Kunden bemerken oft zufällig ungewöhnliche Gebühren auf ihrer Rechnung und stellen fest, dass ihnen monatelang Gebühren für Dienstleistungen in Rechnung gestellt wurden, an die sie sich nicht erinnern können.

Einer der cleveren Tricks bei solchen Betrügereien ist es, Abonnenten zu gewinnen, wenn sie eine Anzeige anklicken.

Eine schnelle Lösung des Problems fehlt jedoch zum Teil, weil Mobilfunkanbieter die rechtliche Verantwortung für etwaige Drittverträge ihrer Kunden meist ablehnen.

Als Maß für den Firmenwert unterstützen Unternehmen in Einzelfällen. Aber dem Bericht zufolge verzichten sie „selten“ tatsächlich auf strittige Kosten.

Kunden, die sich weigern, für umstrittene Abonnements zu bezahlen, werden häufig sogar von ihrem Mobilfunkdienst ausgeschlossen, sagen Verbraucherbefürworter.

Während die individuellen Kosten oft so gering sind, dass viele Kunden keine Klage erheben, liegen die kombinierten Schadenersatzansprüche in Millionenhöhe.

Gerd Billen, Staatssekretär im Justizministerium, sagte, dass Mobilfunkanbieter die falschen Anschuldigungen erleichtert haben könnten, „weil sie damit Geld verdient haben oder weil sie zu wenig getan haben, um solche Schwindler vom Markt zu werfen“.

Doch die Netzbetreiber weisen diese Vorwürfe zurück und verweisen auf die „Clean Market Initiative“ ihrer Branche.

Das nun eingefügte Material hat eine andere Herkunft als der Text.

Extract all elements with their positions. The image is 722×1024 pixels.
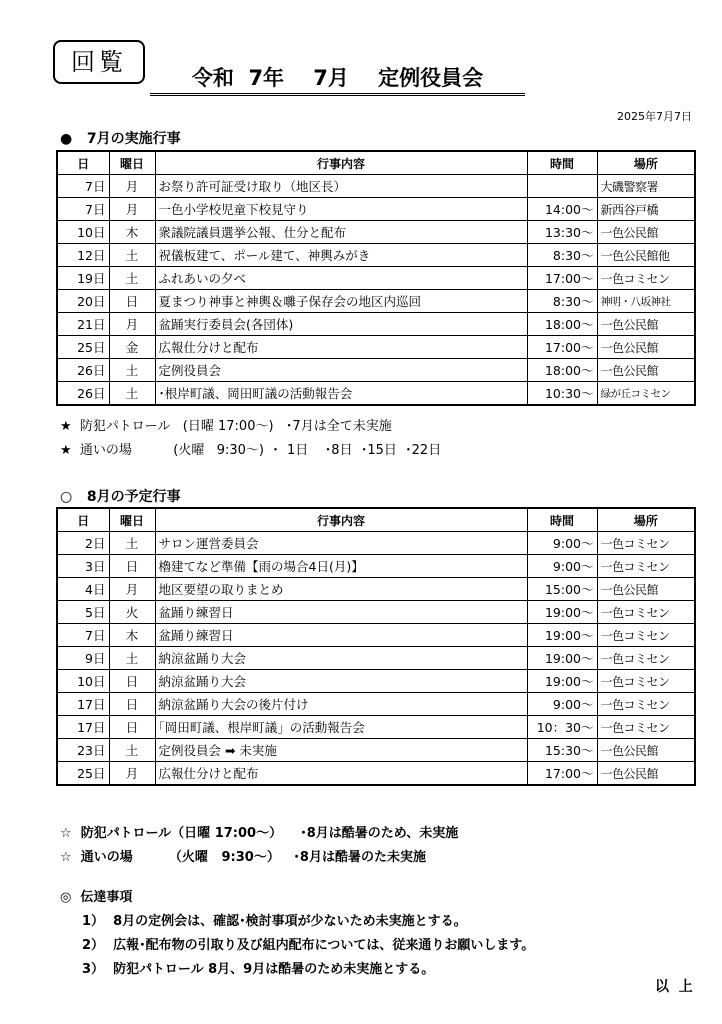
event-cell: お祭り許可証受け取り（地区長） <box>155 175 527 198</box>
event-cell: 地区要望の取りまとめ <box>155 578 527 601</box>
event-cell: 納涼盆踊り大会 <box>155 647 527 670</box>
col-header-day: 日 <box>57 508 109 532</box>
col-header-weekday: 曜日 <box>109 508 155 532</box>
place-cell: 一色コミセン <box>597 693 695 716</box>
day-cell: 7日 <box>57 624 109 647</box>
place-cell: 一色公民館 <box>597 739 695 762</box>
event-cell: ･根岸町議、岡田町議の活動報告会 <box>155 382 527 406</box>
weekday-cell: 月 <box>109 578 155 601</box>
time-cell: 18:00～ <box>527 313 597 336</box>
time-cell: 15:00～ <box>527 578 597 601</box>
time-cell: 13:30～ <box>527 221 597 244</box>
col-header-place: 場所 <box>597 508 695 532</box>
table-row <box>57 175 695 198</box>
place-cell: 緑が丘コミセン <box>597 382 695 406</box>
day-cell: 26日 <box>57 359 109 382</box>
event-cell: サロン運営委員会 <box>155 532 527 555</box>
place-cell: 大磯警察署 <box>597 175 695 198</box>
weekday-cell: 月 <box>109 198 155 221</box>
day-cell: 10日 <box>57 670 109 693</box>
weekday-cell: 土 <box>109 359 155 382</box>
day-cell: 17日 <box>57 693 109 716</box>
table-row <box>57 670 695 693</box>
kairan-stamp: 回覧 <box>53 40 145 84</box>
weekday-cell: 火 <box>109 601 155 624</box>
table-row <box>57 244 695 267</box>
col-header-weekday: 曜日 <box>109 151 155 175</box>
time-cell: 9:00～ <box>527 555 597 578</box>
notice-item-2: 2） 広報･配布物の引取り及び組内配布については、従来通りお願いします。 <box>82 938 535 953</box>
table-row <box>57 578 695 601</box>
table-row <box>57 624 695 647</box>
table-row <box>57 647 695 670</box>
table-row <box>57 532 695 555</box>
weekday-cell: 月 <box>109 313 155 336</box>
document-title: 令和 7年 7月 定例役員会 <box>150 60 525 96</box>
event-cell: 盆踊実行委員会(各団体) <box>155 313 527 336</box>
july-schedule-table <box>56 150 696 406</box>
weekday-cell: 日 <box>109 290 155 313</box>
table-row <box>57 601 695 624</box>
table-row <box>57 716 695 739</box>
day-cell: 26日 <box>57 382 109 406</box>
day-cell: 12日 <box>57 244 109 267</box>
event-cell: 盆踊り練習日 <box>155 624 527 647</box>
place-cell: 一色公民館 <box>597 359 695 382</box>
weekday-cell: 日 <box>109 716 155 739</box>
weekday-cell: 木 <box>109 221 155 244</box>
event-cell: 広報仕分けと配布 <box>155 762 527 786</box>
time-cell: 10:30～ <box>527 382 597 406</box>
time-cell: 17:00～ <box>527 267 597 290</box>
col-header-event: 行事内容 <box>155 508 527 532</box>
weekday-cell: 土 <box>109 267 155 290</box>
event-cell: 盆踊り練習日 <box>155 601 527 624</box>
table-header-row <box>57 508 695 532</box>
table-row <box>57 359 695 382</box>
place-cell: 一色コミセン <box>597 716 695 739</box>
event-cell: 広報仕分けと配布 <box>155 336 527 359</box>
place-cell: 新西谷戸橋 <box>597 198 695 221</box>
place-cell: 一色コミセン <box>597 647 695 670</box>
event-cell: 衆議院議員選挙公報、仕分と配布 <box>155 221 527 244</box>
notices-heading: ◎ 伝達事項 <box>60 890 133 905</box>
time-cell: 9:00～ <box>527 693 597 716</box>
table-header-row <box>57 151 695 175</box>
day-cell: 21日 <box>57 313 109 336</box>
weekday-cell: 土 <box>109 647 155 670</box>
table-row <box>57 762 695 786</box>
place-cell: 一色公民館 <box>597 762 695 786</box>
event-cell: 夏まつり神事と神輿＆囃子保存会の地区内巡回 <box>155 290 527 313</box>
august-schedule-table <box>56 507 696 786</box>
place-cell: 一色公民館他 <box>597 244 695 267</box>
time-cell: 17:00～ <box>527 762 597 786</box>
day-cell: 20日 <box>57 290 109 313</box>
table-row <box>57 693 695 716</box>
event-cell: 納涼盆踊り大会 <box>155 670 527 693</box>
weekday-cell: 月 <box>109 762 155 786</box>
closing-mark: 以 上 <box>655 979 693 995</box>
col-header-time: 時間 <box>527 508 597 532</box>
event-cell: 祝儀板建て、ポール建て、神輿みがき <box>155 244 527 267</box>
weekday-cell: 土 <box>109 739 155 762</box>
time-cell: 19:00～ <box>527 601 597 624</box>
weekday-cell: 月 <box>109 175 155 198</box>
august-note-patrol: ☆ 防犯パトロール（日曜 17:00～） ･8月は酷暑のため、未実施 <box>60 826 459 841</box>
event-cell: 納涼盆踊り大会の後片付け <box>155 693 527 716</box>
weekday-cell: 日 <box>109 555 155 578</box>
place-cell: 一色コミセン <box>597 670 695 693</box>
col-header-time: 時間 <box>527 151 597 175</box>
event-cell: 櫓建てなど準備【雨の場合4日(月)】 <box>155 555 527 578</box>
place-cell: 神明・八坂神社 <box>597 290 695 313</box>
time-cell: 19:00～ <box>527 670 597 693</box>
weekday-cell: 金 <box>109 336 155 359</box>
table-row <box>57 336 695 359</box>
place-cell: 一色コミセン <box>597 532 695 555</box>
event-cell: 一色小学校児童下校見守り <box>155 198 527 221</box>
august-note-kayoi: ☆ 通いの場 （火曜 9:30～） ･8月は酷暑のた未実施 <box>60 850 426 865</box>
place-cell: 一色公民館 <box>597 221 695 244</box>
place-cell: 一色公民館 <box>597 313 695 336</box>
notice-item-3: 3） 防犯パトロール 8月、9月は酷暑のため未実施とする。 <box>82 962 435 977</box>
day-cell: 10日 <box>57 221 109 244</box>
table-row <box>57 221 695 244</box>
weekday-cell: 日 <box>109 693 155 716</box>
time-cell: 8:30～ <box>527 244 597 267</box>
july-note-patrol: ★ 防犯パトロール (日曜 17:00～) ･7月は全て未実施 <box>60 419 392 434</box>
place-cell: 一色コミセン <box>597 601 695 624</box>
time-cell: 17:00～ <box>527 336 597 359</box>
table-row <box>57 267 695 290</box>
time-cell: 8:30～ <box>527 290 597 313</box>
weekday-cell: 土 <box>109 382 155 406</box>
day-cell: 5日 <box>57 601 109 624</box>
table-row <box>57 198 695 221</box>
day-cell: 7日 <box>57 198 109 221</box>
col-header-event: 行事内容 <box>155 151 527 175</box>
event-cell: ふれあいの夕べ <box>155 267 527 290</box>
place-cell: 一色コミセン <box>597 624 695 647</box>
weekday-cell: 土 <box>109 244 155 267</box>
day-cell: 25日 <box>57 762 109 786</box>
day-cell: 19日 <box>57 267 109 290</box>
time-cell: 15:30～ <box>527 739 597 762</box>
day-cell: 25日 <box>57 336 109 359</box>
notice-item-1: 1） 8月の定例会は、確認･検討事項が少ないため未実施とする。 <box>82 914 467 929</box>
day-cell: 7日 <box>57 175 109 198</box>
event-cell: 定例役員会 <box>155 359 527 382</box>
weekday-cell: 日 <box>109 670 155 693</box>
time-cell: 9:00～ <box>527 532 597 555</box>
day-cell: 4日 <box>57 578 109 601</box>
time-cell: 19:00～ <box>527 647 597 670</box>
time-cell: 18:00～ <box>527 359 597 382</box>
document-date: 2025年7月7日 <box>617 110 692 123</box>
place-cell: 一色コミセン <box>597 267 695 290</box>
day-cell: 2日 <box>57 532 109 555</box>
day-cell: 9日 <box>57 647 109 670</box>
col-header-day: 日 <box>57 151 109 175</box>
table-row <box>57 290 695 313</box>
event-cell: 定例役員会 ➡ 未実施 <box>155 739 527 762</box>
july-note-kayoi: ★ 通いの場 (火曜 9:30～) ･ 1日 ･8日 ･15日 ･22日 <box>60 443 442 458</box>
time-cell: 14:00～ <box>527 198 597 221</box>
weekday-cell: 木 <box>109 624 155 647</box>
place-cell: 一色公民館 <box>597 336 695 359</box>
time-cell <box>527 175 597 198</box>
place-cell: 一色公民館 <box>597 578 695 601</box>
event-cell: ｢岡田町議、根岸町議」の活動報告会 <box>155 716 527 739</box>
col-header-place: 場所 <box>597 151 695 175</box>
july-heading: ● 7月の実施行事 <box>60 131 181 147</box>
august-heading: ○ 8月の予定行事 <box>60 489 181 505</box>
table-row <box>57 555 695 578</box>
day-cell: 3日 <box>57 555 109 578</box>
weekday-cell: 土 <box>109 532 155 555</box>
table-row <box>57 739 695 762</box>
day-cell: 17日 <box>57 716 109 739</box>
time-cell: 19:00～ <box>527 624 597 647</box>
day-cell: 23日 <box>57 739 109 762</box>
table-row <box>57 382 695 406</box>
place-cell: 一色コミセン <box>597 555 695 578</box>
time-cell: 10：30～ <box>527 716 597 739</box>
table-row <box>57 313 695 336</box>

„Wir dulden keinen Missbrauch auf Kosten unserer Kunden und ergreifen Maßnahmen gegen zweifelhafte Abonnementdienste“, sagte ein Sprecher von Vodafone. Diese Maßnahmen reichen von der Aussetzung suspendierter Transaktionen über Sanktionen bei Vertragsbruch bis hin zur Kündigung von Geschäftsbeziehungen.

Andere Mobilfunkanbieter schlossen sich dieser Meinung an.

Ein Sprecher der Bonner Telekom sagte: „Die Telekom toleriert nicht, dass unsere Kunden von Drittanbietern abgezockt werden“.

Aber kein Unternehmen würde bestätigen, wie oft es tatsächlich gegen verdächtige Abonnements von Drittanbietern vorgeht.